The bust of confederate general and KKK leader Nathan Bedford Forrest could technically be removed from the state capitol Friday, but instead it is caught in a sort of legislative hot potato.
People have been pushing for years for the bust of Nathan Bedford Forrest to be removed, and finally made progress on that mission in March 2020, when the state Historical Commission voted to pass the bust off to the Tennessee State Museum. There was a required 120 day waiting period, which expired on July 9.
Yet the museum says they are still awaiting instructions.
One complication is the State Building Commission, which oversees Tennessee’s public buildings, is still working to determine next steps.

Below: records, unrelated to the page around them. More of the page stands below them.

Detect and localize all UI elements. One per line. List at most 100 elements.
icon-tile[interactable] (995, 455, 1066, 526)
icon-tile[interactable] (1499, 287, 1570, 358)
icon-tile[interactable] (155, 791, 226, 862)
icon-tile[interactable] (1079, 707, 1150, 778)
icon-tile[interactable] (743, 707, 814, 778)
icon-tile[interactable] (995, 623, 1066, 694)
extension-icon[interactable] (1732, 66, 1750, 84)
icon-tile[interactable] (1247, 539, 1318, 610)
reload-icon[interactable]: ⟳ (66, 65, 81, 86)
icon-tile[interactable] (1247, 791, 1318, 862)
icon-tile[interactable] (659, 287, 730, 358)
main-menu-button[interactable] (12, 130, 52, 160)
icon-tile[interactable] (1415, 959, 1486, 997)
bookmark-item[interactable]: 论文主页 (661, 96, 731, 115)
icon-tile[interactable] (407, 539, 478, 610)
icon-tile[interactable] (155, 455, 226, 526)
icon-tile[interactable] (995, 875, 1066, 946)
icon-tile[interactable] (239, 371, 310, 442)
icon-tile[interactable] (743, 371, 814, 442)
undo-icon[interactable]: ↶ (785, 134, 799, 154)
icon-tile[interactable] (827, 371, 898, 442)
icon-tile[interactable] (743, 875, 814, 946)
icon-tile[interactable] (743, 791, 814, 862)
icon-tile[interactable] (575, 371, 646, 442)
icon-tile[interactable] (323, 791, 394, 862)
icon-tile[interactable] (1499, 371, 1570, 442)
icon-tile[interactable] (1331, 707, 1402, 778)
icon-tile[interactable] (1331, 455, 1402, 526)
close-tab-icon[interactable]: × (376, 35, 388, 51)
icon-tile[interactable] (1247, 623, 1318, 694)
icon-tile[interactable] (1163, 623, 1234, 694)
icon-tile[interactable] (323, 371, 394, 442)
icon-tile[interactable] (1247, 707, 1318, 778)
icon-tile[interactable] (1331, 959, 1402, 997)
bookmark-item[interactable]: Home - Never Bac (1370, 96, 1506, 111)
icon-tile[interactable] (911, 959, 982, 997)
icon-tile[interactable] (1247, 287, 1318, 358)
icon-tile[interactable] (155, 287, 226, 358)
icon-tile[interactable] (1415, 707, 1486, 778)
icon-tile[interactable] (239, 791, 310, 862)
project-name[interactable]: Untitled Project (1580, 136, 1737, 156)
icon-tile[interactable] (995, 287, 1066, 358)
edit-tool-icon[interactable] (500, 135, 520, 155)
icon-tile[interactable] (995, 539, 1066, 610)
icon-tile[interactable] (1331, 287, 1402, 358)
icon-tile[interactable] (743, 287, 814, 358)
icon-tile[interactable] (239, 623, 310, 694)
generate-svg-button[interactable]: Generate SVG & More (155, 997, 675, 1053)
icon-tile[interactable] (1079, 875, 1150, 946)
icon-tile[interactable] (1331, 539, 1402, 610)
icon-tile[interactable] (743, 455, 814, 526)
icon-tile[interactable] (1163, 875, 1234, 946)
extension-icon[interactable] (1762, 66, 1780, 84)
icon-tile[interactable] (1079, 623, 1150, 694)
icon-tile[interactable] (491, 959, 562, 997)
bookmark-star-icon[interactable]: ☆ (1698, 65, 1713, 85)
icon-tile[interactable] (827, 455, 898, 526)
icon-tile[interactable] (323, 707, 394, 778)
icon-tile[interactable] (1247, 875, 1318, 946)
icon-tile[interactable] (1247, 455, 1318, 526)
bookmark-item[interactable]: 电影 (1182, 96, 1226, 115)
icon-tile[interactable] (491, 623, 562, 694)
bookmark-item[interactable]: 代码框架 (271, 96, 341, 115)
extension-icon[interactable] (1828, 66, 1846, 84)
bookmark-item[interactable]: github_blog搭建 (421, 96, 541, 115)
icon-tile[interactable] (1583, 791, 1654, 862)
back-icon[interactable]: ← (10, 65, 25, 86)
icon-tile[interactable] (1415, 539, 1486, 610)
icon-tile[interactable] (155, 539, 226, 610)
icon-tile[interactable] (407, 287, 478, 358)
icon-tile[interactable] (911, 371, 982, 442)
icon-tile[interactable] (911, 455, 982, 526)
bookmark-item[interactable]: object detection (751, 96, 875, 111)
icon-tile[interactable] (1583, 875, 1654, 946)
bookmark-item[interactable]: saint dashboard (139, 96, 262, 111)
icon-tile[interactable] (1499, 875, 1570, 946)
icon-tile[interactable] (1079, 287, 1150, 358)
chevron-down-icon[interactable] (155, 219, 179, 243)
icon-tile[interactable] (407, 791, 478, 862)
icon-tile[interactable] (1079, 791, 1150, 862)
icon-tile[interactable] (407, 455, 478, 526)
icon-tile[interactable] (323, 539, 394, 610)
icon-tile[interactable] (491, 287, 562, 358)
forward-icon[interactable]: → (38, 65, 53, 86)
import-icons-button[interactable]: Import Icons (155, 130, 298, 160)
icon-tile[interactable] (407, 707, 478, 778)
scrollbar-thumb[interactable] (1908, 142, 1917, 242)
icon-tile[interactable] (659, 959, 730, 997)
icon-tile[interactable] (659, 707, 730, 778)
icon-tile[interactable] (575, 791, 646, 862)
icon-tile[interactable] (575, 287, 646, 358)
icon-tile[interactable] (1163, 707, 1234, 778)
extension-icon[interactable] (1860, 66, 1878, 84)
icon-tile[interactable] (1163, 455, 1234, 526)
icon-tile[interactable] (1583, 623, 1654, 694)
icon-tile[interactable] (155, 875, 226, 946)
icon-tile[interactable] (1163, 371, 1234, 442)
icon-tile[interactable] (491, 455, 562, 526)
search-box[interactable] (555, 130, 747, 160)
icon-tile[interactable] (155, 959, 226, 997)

Adam Kleinheider is a spokesman for Senate Speaker and Building Commission member Randy McNally. Kleinheider says he anticipates the commission will take up a vote on the bust at a scheduled July 22 meeting.
A spokeswoman for commissioner Butch Eley says the agenda for that meeting hasn’t been set yet.
The confusing fate of the bust is a result of the state’s Heritage Protection Act, which makes it arduous to remove or relocate statues and monuments. And it is especially complicated when the monument in question is at the State Capitol.
The bust was originally approved by the legislature in 1973, in the years following the Civil Rights Movement and Martin Luther King Jr.’s assassination.
In total, Tennessee is home to more than 100 Confederate symbols, according the the Southern Poverty Law Center, including at least 43 monuments, more than 40 highways or roads and several parks.